Letter from the Editor: Love your mind

Letter from the Editor: Love your mind

Fairy lights are gracing the shop windows and Michael Bublé is dominating the airwaves with his rendition of “Winter Wonderland.” The holiday season is well and truly in full swing.

A woman deep in thought after reading a book Taking some time for yourself can do wonders for easing holiday stress.

“Are you all set for the holidays?”

I’ve been asked this question three times this week — a classic example of festive chitchat in the United Kingdom. The short answer? No.

With fewer than 4 weeks to go, I’ve purchased a total of three gifts, including one box of candy that will undoubtedly be opened prior to its intended date of consumption and will need to be replaced.

There was once a time when I would have become stressed if I had failed to purchase and wrap all my gifts by the first week of December. Simply the thought of the abundance of social events I’d need to attend would have made me anxious.

In recent years, however, I’ve learned to better deal with the stresses that accompany the festive season. My tips include going for a stroll or taking 5 minutes of “me time” to listen to a favorite song or treat myself to some cocoa.

Earlier this month, Medical News Today explored some stress-busting strategies in an article that reveals seven ways to protect mental well-being during the holidays.

My personal favorite? “Don’t be afraid to say no.” I can vouch for this one. These days, I attend social events that I want to attend, and my mental well-being (and wallet) are much better off for it.

I asked the MNT team what they do to alleviate holiday stress.

“It helps to identify the aspects of the holiday season that I enjoy the most and to focus on those,” one news writer commented.

“I try to carry on exercising, as it’s good thinking and head-clearing time for me, and it makes me feel better,” said one of our copy editors, who added, “It’s really easy to let that slide over the holidays!”

“I watch ‘Die Hard’ to get in the festive mood and relax,” said our production coordinator, opening up the great office debate as to whether “Die Hard” is really a holiday movie.

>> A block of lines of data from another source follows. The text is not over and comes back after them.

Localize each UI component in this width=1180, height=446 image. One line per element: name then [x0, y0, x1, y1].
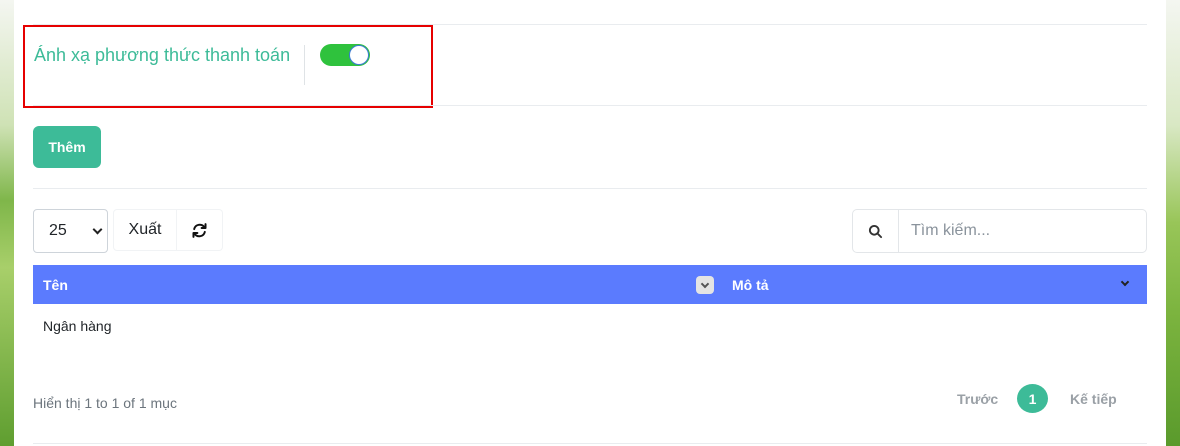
divider — [33, 443, 1147, 444]
page-length-select[interactable]: 25 — [33, 209, 108, 253]
add-button[interactable]: Thêm — [33, 126, 101, 168]
payment-mapping-setting: Ánh xạ phương thức thanh toán — [23, 25, 433, 108]
payment-mapping-label: Ánh xạ phương thức thanh toán — [34, 45, 291, 65]
background-left — [0, 0, 14, 446]
column-header-description[interactable]: Mô tả — [732, 277, 769, 293]
column-header-name[interactable]: Tên — [43, 277, 68, 293]
search-icon — [868, 224, 883, 238]
previous-page-button[interactable]: Trước — [957, 391, 998, 407]
chevron-down-icon — [700, 279, 710, 288]
search-button[interactable] — [853, 210, 899, 252]
chevron-down-icon — [92, 224, 103, 234]
payment-mapping-toggle[interactable] — [320, 44, 370, 66]
page-1-button[interactable]: 1 — [1017, 384, 1048, 413]
table-info: Hiển thị 1 to 1 of 1 mục — [33, 395, 177, 411]
search-input[interactable] — [899, 210, 1146, 252]
sort-name-button[interactable] — [696, 276, 714, 294]
table-cell-name: Ngân hàng — [43, 318, 112, 334]
search-box — [852, 209, 1147, 253]
export-button[interactable]: Xuất — [113, 209, 177, 251]
divider — [33, 188, 1147, 189]
refresh-button[interactable] — [177, 209, 223, 251]
refresh-icon — [192, 222, 207, 238]
next-page-button[interactable]: Kế tiếp — [1070, 391, 1117, 407]
page-length-value: 25 — [49, 222, 67, 239]
chevron-down-icon[interactable] — [1120, 277, 1130, 287]
divider — [33, 105, 1147, 106]
table-header: Tên Mô tả — [33, 265, 1147, 304]
content-panel: Ánh xạ phương thức thanh toán Thêm 25 Xu… — [14, 0, 1166, 446]
background-right — [1166, 0, 1180, 446]
toggle-knob — [349, 45, 369, 65]
vertical-divider — [304, 45, 305, 85]
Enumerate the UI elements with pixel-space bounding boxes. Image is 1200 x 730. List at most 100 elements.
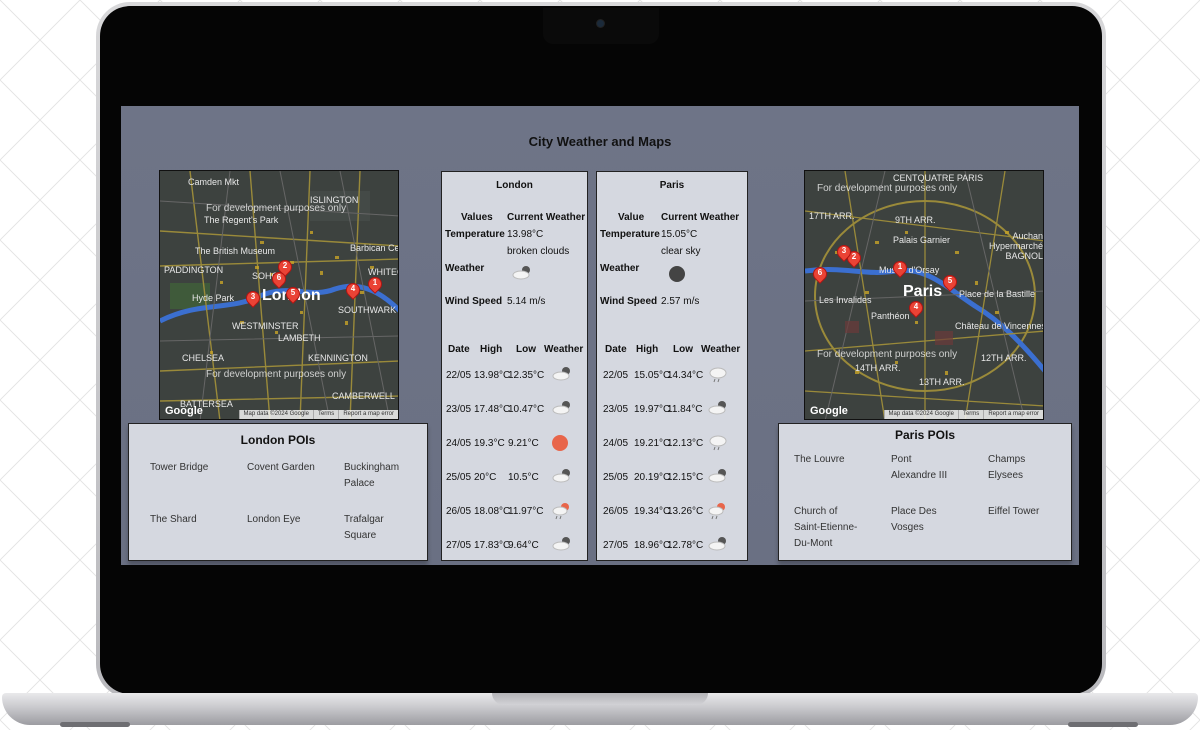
forecast-header-high: High [636,344,659,355]
map-pin[interactable]: 4 [343,280,363,301]
map-label: PADDINGTON [164,265,224,275]
forecast-date: 27/05 [446,540,472,551]
forecast-date: 23/05 [603,404,629,415]
map-label: CHELSEA [182,353,225,363]
poi-item: Trafalgar Square [344,514,384,541]
london-map[interactable]: Camden Mkt ISLINGTON The Regent's Park T… [159,170,399,420]
rain-icon [707,366,729,383]
map-pin[interactable]: 6 [269,269,289,290]
forecast-date: 25/05 [603,472,629,483]
weather-description: clear sky [661,246,701,257]
map-label: SOUTHWARK [338,305,397,315]
paris-weather-panel: Paris Value Current Weather Temperature … [596,171,748,561]
map-pin[interactable]: 5 [940,272,960,293]
rain-icon [707,434,729,451]
london-weather-panel: London Values Current Weather Temperatur… [441,171,588,561]
forecast-high: 19.34°C [634,506,671,517]
map-label: KENNINGTON [308,353,368,363]
weather-label: Weather [600,263,640,274]
map-label: Palais Garnier [893,235,951,245]
map-label: Camden Mkt [188,177,240,187]
current-weather-header: Current Weather [507,212,586,223]
forecast-date: 22/05 [603,370,629,381]
map-label: Musée d'Orsay [879,265,940,275]
sun-rain-icon [707,502,729,520]
map-terms-link[interactable]: Terms [957,410,983,419]
forecast-low: 12.78°C [667,540,704,551]
page-title: City Weather and Maps [528,134,672,149]
google-logo[interactable]: Google [810,405,848,417]
map-pin[interactable]: 3 [243,288,263,309]
forecast-date: 27/05 [603,540,629,551]
map-label: 9TH ARR. [895,215,936,225]
laptop-foot-left [60,722,130,727]
google-logo[interactable]: Google [165,405,203,417]
wind-value: 5.14 m/s [507,296,546,307]
map-label: Les Invalides [819,295,872,305]
values-header: Value [618,212,645,223]
map-label: Panthéon [871,311,910,321]
sun-rain-icon [551,502,573,520]
forecast-low: 12.13°C [667,438,704,449]
poi-item: Tower Bridge [150,462,209,473]
broken-clouds-icon [707,468,729,484]
broken-clouds-icon [551,536,573,552]
forecast-low: 10.5°C [508,472,539,483]
poi-item: Covent Garden [247,462,315,473]
broken-clouds-icon [511,265,533,281]
map-label: Place de la Bastille [959,289,1036,299]
map-label: 12TH ARR. [981,353,1027,363]
map-label: 17TH ARR. [809,211,855,221]
poi-item: Eiffel Tower [988,506,1040,517]
current-weather-header: Current Weather [661,212,740,223]
poi-title: London POIs [240,433,316,447]
forecast-high: 18.08°C [474,506,511,517]
forecast-date: 24/05 [446,438,472,449]
temperature-value: 15.05°C [661,229,698,240]
poi-item: Champs Elysees [988,454,1026,481]
map-footer: Map data ©2024 Google Terms Report a map… [238,410,398,419]
forecast-low: 11.84°C [667,404,703,415]
map-data-credit: Map data ©2024 Google [883,410,958,419]
map-label: Hyde Park [192,293,235,303]
paris-map[interactable]: CENTQUATRE PARIS 17TH ARR. 9TH ARR. Pala… [804,170,1044,420]
dev-watermark: For development purposes only [817,349,958,360]
map-label: 13TH ARR. [919,377,965,387]
map-pin[interactable]: 6 [810,264,830,285]
forecast-header-low: Low [673,344,693,355]
broken-clouds-icon [551,400,573,416]
map-label: CAMBERWELL [332,391,395,401]
map-pin[interactable]: 1 [890,258,910,279]
forecast-header-low: Low [516,344,536,355]
app-screen: City Weather and Maps Camden Mkt ISLINGT… [121,106,1079,565]
map-pin[interactable]: 1 [365,274,385,295]
forecast-high: 20°C [474,472,497,483]
poi-item: Pont Alexandre III [891,454,948,481]
forecast-low: 13.26°C [667,506,704,517]
forecast-high: 17.48°C [474,404,511,415]
map-terms-link[interactable]: Terms [312,410,338,419]
forecast-header-date: Date [448,344,470,355]
map-label: CENTQUATRE PARIS [893,173,984,183]
forecast-date: 22/05 [446,370,472,381]
map-report-link[interactable]: Report a map error [338,410,398,419]
paris-poi-panel: Paris POIs The Louvre Pont Alexandre III… [778,423,1072,561]
laptop-lid-opener [492,693,708,705]
laptop-foot-right [1068,722,1138,727]
weather-description: broken clouds [507,246,570,257]
map-pin[interactable]: 5 [283,284,303,305]
temperature-label: Temperature [445,229,505,240]
dev-watermark: For development purposes only [817,183,958,194]
forecast-header-high: High [480,344,503,355]
map-label: Auchan Hypermarché BAGNOL [988,231,1043,261]
map-report-link[interactable]: Report a map error [983,410,1043,419]
forecast-high: 17.83°C [474,540,511,551]
forecast-low: 12.15°C [667,472,704,483]
forecast-date: 23/05 [446,404,472,415]
london-poi-panel: London POIs Tower Bridge Covent Garden B… [128,423,428,561]
map-pin[interactable]: 3 [834,242,854,263]
forecast-low: 11.97°C [508,506,544,517]
broken-clouds-icon [551,366,573,382]
map-pin[interactable]: 4 [906,298,926,319]
map-label: WESTMINSTER [232,321,299,331]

Do you have any tips for protecting your mental well-being this festive season? Get in touch! We’d love to hear them.

Maybe there’s a health topic you’d like us to cover before the end of the year? Reach out to us on Facebook or Twitter.

Speaking of health topics, which articles caught your eye this month? You were interested in learning what exercises can help to increase lung capacity, as well as the benefits of soaking your feet in vinegar.

You also wanted to discover the best foods for increasing low testosterone and whether blue waffle disease is a real medical condition.

As for our news content this November, brain health was a popular topic. You were interested in our coverage of new research that suggests that a low-protein, high-carb diet may benefit the brain.

Our article on a study investigating how coffee protects the brain also piqued your curiosity, as did our coverage of new research that sheds light on how cannabis affects the brain.

You’ll hear more from me and the rest of the MNT team next month.

Until then, I’ll leave you with this quote, which may prompt you to take some time out when holiday stress strikes:

“Almost everything will work again if you unplug it for a few minutes, including you.”